Gulkarov Iosif, Bobka Thomas, Elmously Adham, Salemi Arash, Worku Berhane, Gambardella Ivancarmine, D'Ayala Marcus
Department of Cardiothoracic Surgery, Staten Island University Hospital, Staten Island, NY; Department of Cardiovascular and Thoracic Surgery, Hofstra Northwell School of Medicine, Manhasset, NY.
Department of Surgery, New York Presbyterian Brooklyn Methodist Hospital, Brooklyn, NY.
Ann Vasc Surg. 2020 Jan;62:318-325. doi: 10.1016/j.avsg.2019.06.012. Epub 2019 Aug 23.
Extracorporeal membrane oxygenation (ECMO) is a life-saving modality increasingly used in the management cardiopulmonary failure. However, ECMO itself is not without major complications. Mortality remains high, and morbidity such as stroke, renal failure, and acute limb threatening ischemia (ALI) are common among surviving patients. We analyzed the effect of one of these complications, ALI, on the survival of patients receiving venoarterial ECMO (VA ECMO) with femoral cannulation.

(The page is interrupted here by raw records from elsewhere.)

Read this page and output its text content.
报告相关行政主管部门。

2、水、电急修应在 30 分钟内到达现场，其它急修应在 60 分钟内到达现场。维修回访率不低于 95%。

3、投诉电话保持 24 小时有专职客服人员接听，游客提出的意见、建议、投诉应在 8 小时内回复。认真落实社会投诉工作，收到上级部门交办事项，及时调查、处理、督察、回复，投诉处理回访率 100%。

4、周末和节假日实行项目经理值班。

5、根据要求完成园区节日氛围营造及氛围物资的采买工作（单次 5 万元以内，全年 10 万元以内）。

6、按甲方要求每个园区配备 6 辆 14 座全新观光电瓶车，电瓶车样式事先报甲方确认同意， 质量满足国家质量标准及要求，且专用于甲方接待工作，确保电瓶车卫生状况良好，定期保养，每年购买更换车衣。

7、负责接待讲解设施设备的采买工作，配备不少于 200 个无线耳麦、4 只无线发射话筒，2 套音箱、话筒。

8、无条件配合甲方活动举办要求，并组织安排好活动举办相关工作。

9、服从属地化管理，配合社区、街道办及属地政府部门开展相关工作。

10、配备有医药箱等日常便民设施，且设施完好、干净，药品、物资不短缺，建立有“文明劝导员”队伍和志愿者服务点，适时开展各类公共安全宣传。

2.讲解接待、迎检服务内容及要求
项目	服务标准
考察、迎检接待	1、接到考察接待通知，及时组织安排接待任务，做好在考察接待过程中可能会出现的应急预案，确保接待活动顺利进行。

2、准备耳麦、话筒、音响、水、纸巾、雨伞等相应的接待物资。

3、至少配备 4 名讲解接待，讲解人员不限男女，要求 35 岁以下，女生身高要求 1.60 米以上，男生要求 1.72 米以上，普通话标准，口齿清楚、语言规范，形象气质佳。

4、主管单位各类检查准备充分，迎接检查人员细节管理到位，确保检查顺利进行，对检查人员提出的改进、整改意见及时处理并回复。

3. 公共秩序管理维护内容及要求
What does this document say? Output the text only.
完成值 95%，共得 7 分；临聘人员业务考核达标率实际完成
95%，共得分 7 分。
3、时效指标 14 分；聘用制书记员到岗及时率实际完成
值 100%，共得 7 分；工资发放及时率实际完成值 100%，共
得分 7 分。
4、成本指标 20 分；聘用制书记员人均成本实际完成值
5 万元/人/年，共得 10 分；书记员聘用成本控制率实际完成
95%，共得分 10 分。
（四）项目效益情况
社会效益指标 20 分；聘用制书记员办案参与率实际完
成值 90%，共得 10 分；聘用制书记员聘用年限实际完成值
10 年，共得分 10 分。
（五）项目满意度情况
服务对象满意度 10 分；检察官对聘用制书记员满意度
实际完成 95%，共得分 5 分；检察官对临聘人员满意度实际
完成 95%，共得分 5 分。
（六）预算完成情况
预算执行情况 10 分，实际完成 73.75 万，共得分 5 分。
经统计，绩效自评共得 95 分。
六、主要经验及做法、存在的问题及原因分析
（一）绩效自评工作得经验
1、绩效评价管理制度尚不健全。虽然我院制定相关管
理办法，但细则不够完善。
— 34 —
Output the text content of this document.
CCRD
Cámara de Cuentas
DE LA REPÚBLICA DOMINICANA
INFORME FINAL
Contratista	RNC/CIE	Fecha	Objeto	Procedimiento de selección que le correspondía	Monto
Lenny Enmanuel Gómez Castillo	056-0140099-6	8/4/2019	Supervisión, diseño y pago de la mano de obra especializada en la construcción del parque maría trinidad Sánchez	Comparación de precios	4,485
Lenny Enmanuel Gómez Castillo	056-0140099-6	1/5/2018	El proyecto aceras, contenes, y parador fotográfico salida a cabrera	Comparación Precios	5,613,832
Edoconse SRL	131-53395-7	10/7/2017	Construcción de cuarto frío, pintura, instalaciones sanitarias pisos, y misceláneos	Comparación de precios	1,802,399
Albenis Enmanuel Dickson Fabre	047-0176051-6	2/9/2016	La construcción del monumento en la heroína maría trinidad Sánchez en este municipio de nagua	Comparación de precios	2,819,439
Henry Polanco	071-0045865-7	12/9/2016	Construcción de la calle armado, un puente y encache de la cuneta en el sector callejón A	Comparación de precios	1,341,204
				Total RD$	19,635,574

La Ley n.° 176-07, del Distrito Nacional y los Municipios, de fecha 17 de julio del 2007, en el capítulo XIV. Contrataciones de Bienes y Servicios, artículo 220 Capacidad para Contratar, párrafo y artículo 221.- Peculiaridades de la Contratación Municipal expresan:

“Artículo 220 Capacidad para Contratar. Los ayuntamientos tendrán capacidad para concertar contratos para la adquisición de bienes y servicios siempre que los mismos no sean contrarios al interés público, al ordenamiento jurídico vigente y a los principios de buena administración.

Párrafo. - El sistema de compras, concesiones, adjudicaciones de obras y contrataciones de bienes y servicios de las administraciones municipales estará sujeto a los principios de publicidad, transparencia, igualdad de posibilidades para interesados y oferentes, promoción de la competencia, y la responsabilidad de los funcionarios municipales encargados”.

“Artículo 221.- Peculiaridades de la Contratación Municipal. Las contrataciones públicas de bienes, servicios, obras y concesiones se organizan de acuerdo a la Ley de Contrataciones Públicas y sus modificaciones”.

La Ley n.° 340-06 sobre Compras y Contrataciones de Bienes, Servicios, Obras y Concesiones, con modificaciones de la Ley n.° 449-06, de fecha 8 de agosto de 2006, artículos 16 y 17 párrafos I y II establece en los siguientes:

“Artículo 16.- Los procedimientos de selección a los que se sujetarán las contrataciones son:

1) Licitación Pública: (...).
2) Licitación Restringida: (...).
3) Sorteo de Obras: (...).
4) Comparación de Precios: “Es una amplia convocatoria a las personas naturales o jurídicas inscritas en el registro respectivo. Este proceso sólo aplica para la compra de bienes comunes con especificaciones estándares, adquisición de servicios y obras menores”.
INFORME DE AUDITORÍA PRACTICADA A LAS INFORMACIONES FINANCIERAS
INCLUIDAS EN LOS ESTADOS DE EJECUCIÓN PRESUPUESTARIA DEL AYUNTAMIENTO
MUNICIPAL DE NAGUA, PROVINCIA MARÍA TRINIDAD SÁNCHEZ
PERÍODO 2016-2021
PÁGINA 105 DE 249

Patients with cardiopulmonary failure supported by VA ECMO inserted through femoral cannulation at two institutions from December 2010 to December 2017 were enrolled in this study. Data were collected retrospectively. Our primary outcome was ALI and its effect on hospital mortality. Secondary outcomes included six-month mortality, length of hospital stay, and other complications (stroke and renal failure); multivariate logistic regression analysis was used to identify predictors of ALI and hospital mortality.
There were 71 patients included in this study. The overall VA ECMO hospital mortality was 53.5%. ALI was seen in 14 (19.7%) patients. Of these, four (5.6%) patients had fasciotomy, four patients (5.6%) had thrombectomy, and one underwent arterial repair (1.4%). Five additional patients (7.0%) with ALI expired and had no vascular intervention. None of the demographic and clinical characteristics significantly correlated with ALI except for stroke and renal failure requiring new-onset hemodialysis (HD). The rate of hospital and 6-month mortality in patients with and without vascular complications were 78.6%, 92.3% and 47.4%, 57.4%, respectively (P = 0.042 and P = 0.023). Multivariate analysis correlated hospital and six-month mortality with ALI, stroke, and new-onset HD.
ALI correlates with higher mortality in VA ECMO patients with femoral cannulation. Although some of the contributing factors to mortality in these patients are related to the consequences of cardiopulmonary failure, strong efforts should be made to avoid ALI after femoral VA ECMO cannulation.
体外膜肺氧合(ECMO)是一种用于挽救心肺功能衰竭患者生命的治疗手段,其应用日益广泛。然而,ECMO本身也存在一些严重并发症。死亡率仍然很高,在存活患者中,中风、肾衰竭和急性肢体威胁性缺血(ALI)等并发症很常见。我们分析了这些并发症之一——ALI对接受股动脉插管静脉-动脉ECMO(VA ECMO)患者生存情况的影响。
本研究纳入了2010年12月至2017年12月期间在两家机构接受经股动脉插管VA ECMO支持的心肺功能衰竭患者。数据采用回顾性收集。我们的主要结局是ALI及其对医院死亡率的影响。次要结局包括6个月死亡率、住院时间和其他并发症(中风和肾衰竭);采用多因素逻辑回归分析来确定ALI和医院死亡率的预测因素。
本研究共纳入71例患者。VA ECMO患者的总体医院死亡率为53.5%。14例(19.7%)患者出现ALI。其中,4例(5.6%)患者接受了筋膜切开术,4例(5.6%)患者接受了血栓切除术,1例(1.4%)患者接受了动脉修复术。另外5例(7.0%)ALI患者死亡,未接受血管干预。除了中风和需要新发血液透析(HD)的肾衰竭外,没有其他人口统计学和临床特征与ALI显著相关。有血管并发症和无血管并发症患者的医院死亡率和6个月死亡率分别为78.6%、92.3%和47.4%、57.4%(P = 0.042和P = 0.023)。多因素分析表明,医院死亡率和6个月死亡率与ALI、中风和新发HD相关。
在接受股动脉插管的VA ECMO患者中,ALI与较高的死亡率相关。虽然这些患者死亡的一些促成因素与心肺功能衰竭的后果有关,但应大力努力避免在股动脉VA ECMO插管后发生ALI。